Denah bangunan klenteng ini berbentuk tapal kuda atau membentuk huruf U. Pada bagian sebelah kiri bangunan kini mengalami pemugaran dan akan menjadi Sembilan lantai (sementara pengerjaan) dan bagian sebelah kanan dan belakang yang merupakan gedung lama berlantai enam yang dibangun ketika pemugaran pada tahun 1987. Pada lantai satu bangunan ini pula terdapat pemujaan bagi leluhur bagi orang-orang yang telah meninggal. Altar leluhur ini diperuntukkan kepada orang-orang yang telah meninggal dan keluarga mereka sudah tidak lagi melakukan pemujaan akibat berpindah keyakinan ataupun alasan lainnya. Altar ini menyimpan cukup banyak papan nama yang berasal dari berbagai marga. Pada Tahun 1970 Karena adanya proyek pelebaran ruas jalan yang menyebabkan bagian depan bangunan pun hilang. Namun demikian, bagian-bagian konstruksi yang penting, terutama pada ruang dalam masih dipertahankan.
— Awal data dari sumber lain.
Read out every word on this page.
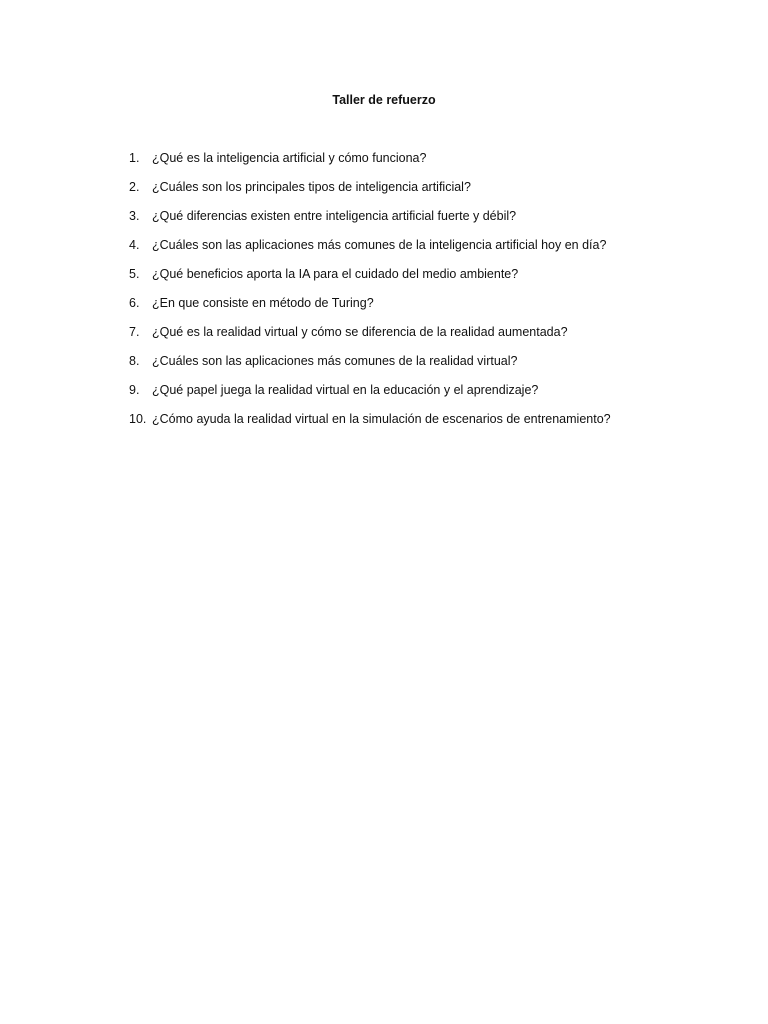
Taller de refuerzo
1. ¿Qué es la inteligencia artificial y cómo funciona?
2. ¿Cuáles son los principales tipos de inteligencia artificial?
3. ¿Qué diferencias existen entre inteligencia artificial fuerte y débil?
4. ¿Cuáles son las aplicaciones más comunes de la inteligencia artificial hoy en día?
5. ¿Qué beneficios aporta la IA para el cuidado del medio ambiente?
6. ¿En que consiste en método de Turing?
7. ¿Qué es la realidad virtual y cómo se diferencia de la realidad aumentada?
8. ¿Cuáles son las aplicaciones más comunes de la realidad virtual?
9. ¿Qué papel juega la realidad virtual en la educación y el aprendizaje?
10. ¿Cómo ayuda la realidad virtual en la simulación de escenarios de entrenamiento?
Dinding, kolom, dan balok perabot pada ruang ini merupakan bagian asli dari klenteng lama, penuh dengan hiasan berupa ukiran, relief berwarna emas, Rupang/Patung, kaligrafi China, dan lukisan-lukisan. Bangunan ini terdiri atas dua bagian. Bagian depan merupakan unit utama yang terdiri atas dua lantai dan bagian belakang terdiri dari lima lantai. Lantai 1 untuk Dewa Kwan Kong, Lantai 2 untuk Kantor Yayasan Setia Dharma, Lantai 3 untuk ruang santai, Lantai 4 untuk pemondokan, Lantai 5 untuk Buddha Gautama dan Avalokiteshvara Bodhisattva, dan Lantai 6 untuk Dewa Bu Chang Kwan, Chai Po Seng Kwan, Kong Fu Cheng dan Lao Pan Shen Szee.